But as stated above, the learned Judge held that if the decision was arrived at in a capricious, wanton, arbitrary or unreasonable manner, the Court can interfere. Oldfield, J., agreed with the same view and followed a dictum of Farwell, L.J., in Rex v. Board of Education (1910) 2 K.B. 165 , which is in the following terms:
If the tribunal (public body) has exercised the discretion entrusted to it bonafide, not influenced by extraneous or irrelevant considerations, and not arbitrarily or illegally, the courts cannot interfere; they are not a Court of appeal from the tribunal (public body), but they have power to prevent .... the refusal of its true jurisdiction by the adoption of extraneous considerations in arriving at their conclusion or deciding a point other than that brought before them in which cases the Courts have regarded them as declining jurisdiction.
In Rex v. Board of Education (1910) 2 K.B. 165 , Cozens-Hardy, M.R. observed at page 174 that if the decision of the statutory body is based on a wrong interpretation of the statute, it is not absolute in the sense that no Court can interfere with, or review it. In all matters of fact not involving a wrong construction of a statute, the decision of the Board of Education which was the statutory body in that case was final. But where the decision was so perverse as really to amount to a non-exercise of jurisdiction entrusted to the Board, the Court can interfere by issuing a writ of certiorari. There are other passages also than the one already quoted by Oldfield, J., in the judgment of Farwell, L.J., where observations of a similar nature can be found. It seems to us that the English Courts have considered that their power to interfere in proceedings brought to set aside orders of statutory bodies by the exercise of prerogative writs has been interpreted as more in the nature of a revisional exercise in questions of jurisdiction than as an appellate authority reviewing evidence.

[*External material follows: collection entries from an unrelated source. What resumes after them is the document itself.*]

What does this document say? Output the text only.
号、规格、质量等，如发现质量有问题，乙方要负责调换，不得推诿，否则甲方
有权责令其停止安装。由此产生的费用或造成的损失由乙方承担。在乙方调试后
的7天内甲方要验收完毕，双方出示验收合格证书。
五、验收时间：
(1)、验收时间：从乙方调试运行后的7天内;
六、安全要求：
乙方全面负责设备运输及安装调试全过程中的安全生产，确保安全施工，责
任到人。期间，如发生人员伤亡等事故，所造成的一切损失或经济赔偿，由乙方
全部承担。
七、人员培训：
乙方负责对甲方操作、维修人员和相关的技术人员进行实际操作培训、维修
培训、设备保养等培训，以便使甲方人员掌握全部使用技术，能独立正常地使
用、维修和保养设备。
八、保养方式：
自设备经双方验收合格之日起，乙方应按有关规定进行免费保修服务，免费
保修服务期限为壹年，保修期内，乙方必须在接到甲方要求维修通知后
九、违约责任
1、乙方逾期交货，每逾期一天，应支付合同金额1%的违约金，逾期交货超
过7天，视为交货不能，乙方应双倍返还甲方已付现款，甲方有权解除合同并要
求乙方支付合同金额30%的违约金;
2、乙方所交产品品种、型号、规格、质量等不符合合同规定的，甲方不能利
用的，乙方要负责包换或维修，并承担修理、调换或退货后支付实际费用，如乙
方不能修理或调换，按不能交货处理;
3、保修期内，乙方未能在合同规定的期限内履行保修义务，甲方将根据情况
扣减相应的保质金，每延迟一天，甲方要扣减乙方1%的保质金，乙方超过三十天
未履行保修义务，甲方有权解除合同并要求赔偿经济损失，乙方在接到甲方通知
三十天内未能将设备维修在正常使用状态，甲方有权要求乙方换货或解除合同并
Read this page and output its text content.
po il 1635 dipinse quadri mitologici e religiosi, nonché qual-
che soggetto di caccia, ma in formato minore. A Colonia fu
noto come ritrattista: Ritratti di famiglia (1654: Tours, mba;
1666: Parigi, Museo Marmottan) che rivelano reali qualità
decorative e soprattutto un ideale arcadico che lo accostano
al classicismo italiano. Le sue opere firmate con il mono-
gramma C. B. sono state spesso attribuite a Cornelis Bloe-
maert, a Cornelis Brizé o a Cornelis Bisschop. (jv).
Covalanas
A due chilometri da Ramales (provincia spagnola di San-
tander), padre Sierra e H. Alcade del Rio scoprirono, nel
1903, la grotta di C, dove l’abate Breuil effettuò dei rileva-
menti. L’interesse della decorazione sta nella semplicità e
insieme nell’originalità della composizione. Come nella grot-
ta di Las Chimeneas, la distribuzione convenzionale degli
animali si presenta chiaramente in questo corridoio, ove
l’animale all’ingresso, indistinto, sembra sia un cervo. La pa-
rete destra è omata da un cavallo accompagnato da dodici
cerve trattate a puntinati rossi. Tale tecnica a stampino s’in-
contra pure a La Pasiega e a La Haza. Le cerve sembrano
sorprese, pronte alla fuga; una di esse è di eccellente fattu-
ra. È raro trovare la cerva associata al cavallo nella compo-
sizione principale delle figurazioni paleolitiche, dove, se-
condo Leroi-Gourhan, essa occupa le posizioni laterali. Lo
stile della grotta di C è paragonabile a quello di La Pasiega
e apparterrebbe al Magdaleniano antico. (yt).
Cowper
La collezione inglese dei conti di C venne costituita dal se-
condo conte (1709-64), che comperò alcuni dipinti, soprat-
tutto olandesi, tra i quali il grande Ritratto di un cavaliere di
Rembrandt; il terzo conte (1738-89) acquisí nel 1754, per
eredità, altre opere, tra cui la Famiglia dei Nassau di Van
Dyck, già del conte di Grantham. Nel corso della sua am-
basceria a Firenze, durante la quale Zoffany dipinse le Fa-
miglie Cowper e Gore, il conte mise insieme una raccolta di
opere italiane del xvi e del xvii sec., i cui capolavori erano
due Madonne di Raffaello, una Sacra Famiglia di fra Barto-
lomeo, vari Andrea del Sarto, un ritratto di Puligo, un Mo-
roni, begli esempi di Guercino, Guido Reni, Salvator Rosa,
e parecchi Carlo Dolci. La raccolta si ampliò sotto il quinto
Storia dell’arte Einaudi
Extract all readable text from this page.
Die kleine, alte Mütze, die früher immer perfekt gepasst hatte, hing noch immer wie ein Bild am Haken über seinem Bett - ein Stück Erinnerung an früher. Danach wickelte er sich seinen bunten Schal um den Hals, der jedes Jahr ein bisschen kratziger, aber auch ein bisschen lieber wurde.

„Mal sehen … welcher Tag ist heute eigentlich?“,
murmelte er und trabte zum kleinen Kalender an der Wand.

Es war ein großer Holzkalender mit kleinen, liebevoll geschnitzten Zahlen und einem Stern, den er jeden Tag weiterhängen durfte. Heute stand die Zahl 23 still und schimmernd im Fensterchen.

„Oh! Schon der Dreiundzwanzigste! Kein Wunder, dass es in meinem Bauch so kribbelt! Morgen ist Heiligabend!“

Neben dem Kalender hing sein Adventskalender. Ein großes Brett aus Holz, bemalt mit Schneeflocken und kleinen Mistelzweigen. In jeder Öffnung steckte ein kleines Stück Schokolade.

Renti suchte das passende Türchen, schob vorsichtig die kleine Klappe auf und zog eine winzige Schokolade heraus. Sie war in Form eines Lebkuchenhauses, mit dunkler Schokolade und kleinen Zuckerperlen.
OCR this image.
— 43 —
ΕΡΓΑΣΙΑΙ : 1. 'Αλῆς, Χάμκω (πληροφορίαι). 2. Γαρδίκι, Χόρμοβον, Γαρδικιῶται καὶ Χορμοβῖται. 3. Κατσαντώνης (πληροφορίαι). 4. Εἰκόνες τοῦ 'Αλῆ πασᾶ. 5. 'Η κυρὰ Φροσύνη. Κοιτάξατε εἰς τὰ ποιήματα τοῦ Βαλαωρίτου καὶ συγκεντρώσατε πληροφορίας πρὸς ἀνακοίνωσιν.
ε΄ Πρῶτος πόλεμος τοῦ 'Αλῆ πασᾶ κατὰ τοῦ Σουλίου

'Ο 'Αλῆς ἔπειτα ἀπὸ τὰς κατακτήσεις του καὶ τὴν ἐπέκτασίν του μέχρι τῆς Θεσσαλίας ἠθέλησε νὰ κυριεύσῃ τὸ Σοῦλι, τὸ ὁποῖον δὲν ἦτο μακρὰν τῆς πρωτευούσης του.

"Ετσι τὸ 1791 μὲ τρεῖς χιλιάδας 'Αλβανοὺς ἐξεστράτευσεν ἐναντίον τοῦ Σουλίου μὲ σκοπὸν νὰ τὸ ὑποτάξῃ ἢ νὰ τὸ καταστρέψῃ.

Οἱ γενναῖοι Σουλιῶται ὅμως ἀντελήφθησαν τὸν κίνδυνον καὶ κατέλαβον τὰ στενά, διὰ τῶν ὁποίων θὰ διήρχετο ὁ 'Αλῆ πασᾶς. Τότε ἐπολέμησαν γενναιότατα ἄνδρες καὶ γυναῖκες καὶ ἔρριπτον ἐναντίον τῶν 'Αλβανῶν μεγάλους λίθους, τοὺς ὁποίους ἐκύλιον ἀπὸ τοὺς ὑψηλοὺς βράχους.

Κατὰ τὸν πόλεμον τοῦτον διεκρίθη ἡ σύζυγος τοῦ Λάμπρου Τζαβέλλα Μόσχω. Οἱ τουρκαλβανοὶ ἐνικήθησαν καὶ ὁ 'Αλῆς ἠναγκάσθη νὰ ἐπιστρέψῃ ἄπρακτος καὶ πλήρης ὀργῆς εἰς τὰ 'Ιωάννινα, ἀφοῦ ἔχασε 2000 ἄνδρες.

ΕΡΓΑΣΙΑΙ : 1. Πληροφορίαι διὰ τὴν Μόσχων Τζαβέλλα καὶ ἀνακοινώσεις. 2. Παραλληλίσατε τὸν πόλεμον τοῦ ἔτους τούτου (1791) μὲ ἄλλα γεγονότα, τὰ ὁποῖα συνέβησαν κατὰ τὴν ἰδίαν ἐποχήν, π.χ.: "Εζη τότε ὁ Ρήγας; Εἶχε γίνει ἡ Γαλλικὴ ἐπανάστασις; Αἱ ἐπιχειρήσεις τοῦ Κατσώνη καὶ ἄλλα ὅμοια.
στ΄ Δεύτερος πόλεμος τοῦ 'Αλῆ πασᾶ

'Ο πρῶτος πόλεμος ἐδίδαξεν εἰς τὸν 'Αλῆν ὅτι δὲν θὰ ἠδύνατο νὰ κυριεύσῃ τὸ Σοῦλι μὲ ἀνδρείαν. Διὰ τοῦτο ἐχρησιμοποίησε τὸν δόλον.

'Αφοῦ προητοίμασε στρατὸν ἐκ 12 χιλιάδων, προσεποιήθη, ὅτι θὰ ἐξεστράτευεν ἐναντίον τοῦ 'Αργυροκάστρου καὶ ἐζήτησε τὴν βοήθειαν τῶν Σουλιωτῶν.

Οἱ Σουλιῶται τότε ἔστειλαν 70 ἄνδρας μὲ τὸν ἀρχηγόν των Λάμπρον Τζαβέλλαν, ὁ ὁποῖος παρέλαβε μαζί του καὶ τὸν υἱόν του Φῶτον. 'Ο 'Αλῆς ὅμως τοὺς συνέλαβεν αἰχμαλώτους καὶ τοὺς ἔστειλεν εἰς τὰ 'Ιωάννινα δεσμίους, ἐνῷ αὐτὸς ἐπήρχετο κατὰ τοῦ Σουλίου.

12. The decision of Stone, J., in Venkatachallam v. The Commissioner, Corporation of Madras : AIR1934Mad70 , was based on a motion for the issue of a writ of cortiorari to the Commissioner of the Corporation of Madras, for the quashing of an order in the matter of issuing a licence for a condiment factory. The learned Judge held that the order of the Commissioner refusing to issue the licence for the carrying on of the factory and directing the party to close the business was one made without any statutory or proper authority and should be quashed. After discussing the various, provisions of the City Municipal Act and the powers and rights of the Corporation as well as its Standing Committee, the learned Judge came to the conclusion, on an application for a writ of certiorari, that the action of the Commissioner was ultra vires and without jurisdiction. Similar observations regarding the powers of a Civil Court to set aside orders passed by statutory bodies are found in Corporation of Madras v. Madras Electric Tramways Ltd. (1930) 60 M.L.J. 551 : I.L.R. 54 Mad. 364. It is therefore clear that the actions of a statutory Body can be questioned in a Civil Court and to some extent the wrong interpretation put upon laws and regulations by the Statutory Body can be corrected in proper civil proceedings taken by parties to rectify the mistakes committed by the Statutory Body.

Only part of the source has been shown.